Fast drei Monate ist es her, dass Pedro Castillo zum neuen Staatspräsidenten von Peru gewählt wurde. Das Amt angetreten haben er und das ebenfalls neu gewählte Parlament am 28. Juli, dem Tag der 200-Jahre-Feier der «Unabhängigkeit». 1821 wurde das Land nach dem Sieg über die spanischen Truppen für unabhängig und die Kolonialherrschaft für beendet erklärt.

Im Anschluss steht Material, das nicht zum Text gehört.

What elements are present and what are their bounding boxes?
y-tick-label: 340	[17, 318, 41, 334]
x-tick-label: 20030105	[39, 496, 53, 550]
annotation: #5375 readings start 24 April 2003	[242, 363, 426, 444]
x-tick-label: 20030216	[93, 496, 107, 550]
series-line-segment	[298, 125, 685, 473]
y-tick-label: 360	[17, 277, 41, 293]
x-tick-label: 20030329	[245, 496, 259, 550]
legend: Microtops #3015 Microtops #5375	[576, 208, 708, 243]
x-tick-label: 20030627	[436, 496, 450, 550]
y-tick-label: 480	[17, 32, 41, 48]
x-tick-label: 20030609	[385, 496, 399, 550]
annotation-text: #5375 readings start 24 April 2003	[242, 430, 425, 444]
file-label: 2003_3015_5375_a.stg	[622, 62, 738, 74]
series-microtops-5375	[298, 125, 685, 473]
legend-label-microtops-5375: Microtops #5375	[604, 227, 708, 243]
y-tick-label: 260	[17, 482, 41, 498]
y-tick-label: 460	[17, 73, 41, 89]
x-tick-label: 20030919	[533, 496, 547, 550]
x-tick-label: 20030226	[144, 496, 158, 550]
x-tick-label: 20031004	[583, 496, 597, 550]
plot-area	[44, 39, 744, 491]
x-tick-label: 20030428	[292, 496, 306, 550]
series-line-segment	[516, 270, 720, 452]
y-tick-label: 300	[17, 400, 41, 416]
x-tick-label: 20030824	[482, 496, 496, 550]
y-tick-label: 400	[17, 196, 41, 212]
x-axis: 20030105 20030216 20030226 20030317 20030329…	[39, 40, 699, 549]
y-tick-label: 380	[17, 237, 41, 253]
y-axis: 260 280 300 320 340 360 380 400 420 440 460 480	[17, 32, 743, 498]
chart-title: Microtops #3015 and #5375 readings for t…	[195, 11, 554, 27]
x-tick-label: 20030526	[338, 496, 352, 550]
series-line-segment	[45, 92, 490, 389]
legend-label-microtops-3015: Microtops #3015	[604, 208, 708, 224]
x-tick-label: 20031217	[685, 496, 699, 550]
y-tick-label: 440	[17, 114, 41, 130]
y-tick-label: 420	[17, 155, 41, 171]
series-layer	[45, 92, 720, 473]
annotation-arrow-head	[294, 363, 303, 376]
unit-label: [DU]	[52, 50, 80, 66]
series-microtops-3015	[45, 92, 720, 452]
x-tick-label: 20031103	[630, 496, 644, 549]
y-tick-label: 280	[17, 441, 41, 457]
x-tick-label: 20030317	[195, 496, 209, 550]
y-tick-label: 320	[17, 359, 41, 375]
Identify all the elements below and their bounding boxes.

Die Realität sieht jedoch anders aus. Bis zum heutigen Tag gilt die indigene Bevölkerung in Peru – genauso wie in den meisten Nachbarländern – für eine Gesellschaft zweiter Klasse. Dies zeigt sich nicht nur in der rassistischen Haltung vieler «weisser» Peruanerinnen und Peruaner, die alles Indigene für rückständig und minderwertig halten. Auch strukturell werden die Angehörigen der 55 offiziell anerkannten indigenen Bevölkerungsgruppen diskriminiert. Dies zeigt sich nur schon daran, wie mit der Sprachvielfalt umgegangen wird.

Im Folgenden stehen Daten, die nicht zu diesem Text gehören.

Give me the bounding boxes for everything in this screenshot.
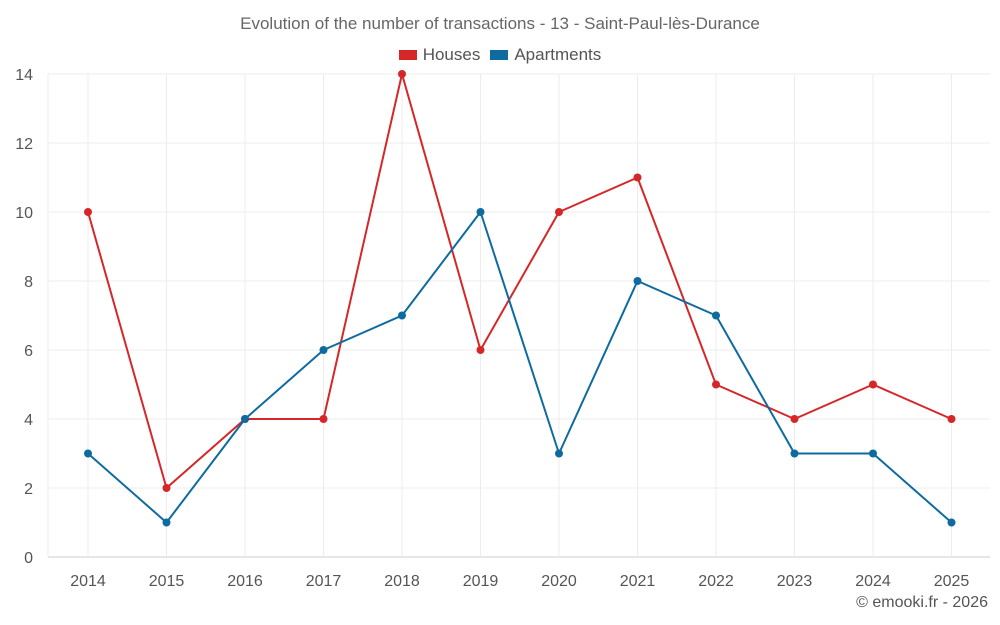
data-point-apartments [712, 311, 720, 320]
data-point-apartments [947, 518, 956, 527]
y-tick-label: 0 [24, 550, 33, 567]
x-tick-label: 2017 [306, 573, 342, 590]
x-tick-label: 2019 [463, 573, 499, 590]
series-line-apartments [87, 211, 953, 524]
credit: © emooki.fr - 2026 [856, 594, 988, 611]
data-point-houses [84, 208, 92, 216]
data-point-apartments [162, 518, 171, 527]
data-point-apartments [633, 277, 642, 285]
chart-title: Evolution of the number of transactions … [240, 14, 760, 33]
data-point-apartments [476, 208, 485, 216]
chart-legend: Houses Apartments [0, 45, 1000, 65]
data-point-houses [712, 380, 720, 389]
data-point-houses [555, 208, 563, 216]
x-tick-label: 2021 [620, 573, 656, 590]
x-tick-label: 2015 [149, 573, 185, 590]
data-point-apartments [84, 449, 92, 458]
legend-item-apartments[interactable]: Apartments [490, 45, 601, 65]
x-tick-label: 2022 [698, 573, 734, 590]
data-point-houses [633, 173, 642, 182]
data-point-apartments [555, 449, 563, 458]
legend-label-apartments: Apartments [514, 45, 602, 64]
data-point-apartments [790, 449, 799, 458]
legend-item-houses[interactable]: Houses [398, 45, 481, 65]
y-tick-label: 14 [15, 67, 33, 84]
y-tick-label: 4 [24, 412, 33, 429]
y-tick-label: 2 [24, 481, 33, 498]
y-tick-label: 12 [15, 136, 33, 153]
x-tick-label: 2023 [777, 573, 813, 590]
legend-swatch-houses [398, 50, 417, 60]
y-tick-label: 8 [24, 274, 33, 291]
data-point-apartments [319, 346, 328, 354]
series-line-houses [87, 73, 952, 489]
data-point-apartments [869, 449, 877, 458]
x-tick-label: 2025 [934, 573, 970, 590]
y-tick-label: 10 [15, 205, 33, 222]
data-point-houses [319, 415, 328, 423]
y-tick-label: 6 [24, 343, 33, 360]
legend-label-houses: Houses [422, 45, 481, 64]
x-tick-label: 2016 [227, 573, 263, 590]
data-point-apartments [241, 415, 249, 423]
data-point-houses [947, 415, 956, 423]
data-point-houses [398, 70, 406, 78]
x-tick-label: 2024 [855, 573, 891, 590]
data-point-apartments [398, 311, 406, 320]
x-tick-label: 2014 [70, 573, 106, 590]
x-tick-label: 2020 [541, 573, 577, 590]
data-point-houses [790, 415, 799, 423]
data-point-houses [476, 346, 485, 354]
data-point-houses [162, 484, 171, 492]
legend-swatch-apartments [490, 50, 509, 60]
x-tick-label: 2018 [384, 573, 420, 590]
data-point-houses [869, 380, 877, 389]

Insgesamt sind in Lateinamerika laut UNICEF mehr als ein Fünftel der 557 indigenen Sprachen vom Aussterben bedroht. In Peru sind indigene Sprachen wie Aymara und Quechua zwar laut Artikel 48 der Verfassung als offizielle Landessprachen anerkannt – jedoch mit dem Zusatz «in den Regionen, in denen sie vorherrschen». In der Praxis wird aber, wer nicht fliessend Spanisch spricht, nicht nur verspottet und als ungebildet betrachtet, sondern hat auch grosse Mühe, Zugang zum Bildungs- und Gesundheitssystem zu finden oder seine politischen Rechte in Anspruch zu nehmen.
«Das staatliche Erziehungssystem ist zu einem zweischneidigen Schwert geworden, indem es die Interessen der andinen indigenen Gemeinschaften und ihrer Kultur verschwinden lässt», schreibt der Aymara-Theologe und Sprachwissenschaftler Domingo Llanque Chana aus Puno. «Die Methodik und die Lehrpläne sowie die Sprache in den Schulen ist der Realität der Indigenen fremd und verfolgt das Ziel der Assimilierung an die westliche kapitalistische Kultur. Auf diese Weise hat sich das staatliche Erziehungssystem in ein antipädagogisches Instrument der dominanten Kultur verwandelt, die den Wert der andinen Kultur verneint. Man will die Bevölkerung homogenisieren und zwingt den indigenen Kindern Spanisch auf. Man gibt ihnen von Anfang an das Gefühl, dass es eine Schande ist, wenn sie kein Spanisch können, und dass sie es so schnell wie möglich lernen müssen, um diese schwerwiegende Wissenslücke auszugleichen.»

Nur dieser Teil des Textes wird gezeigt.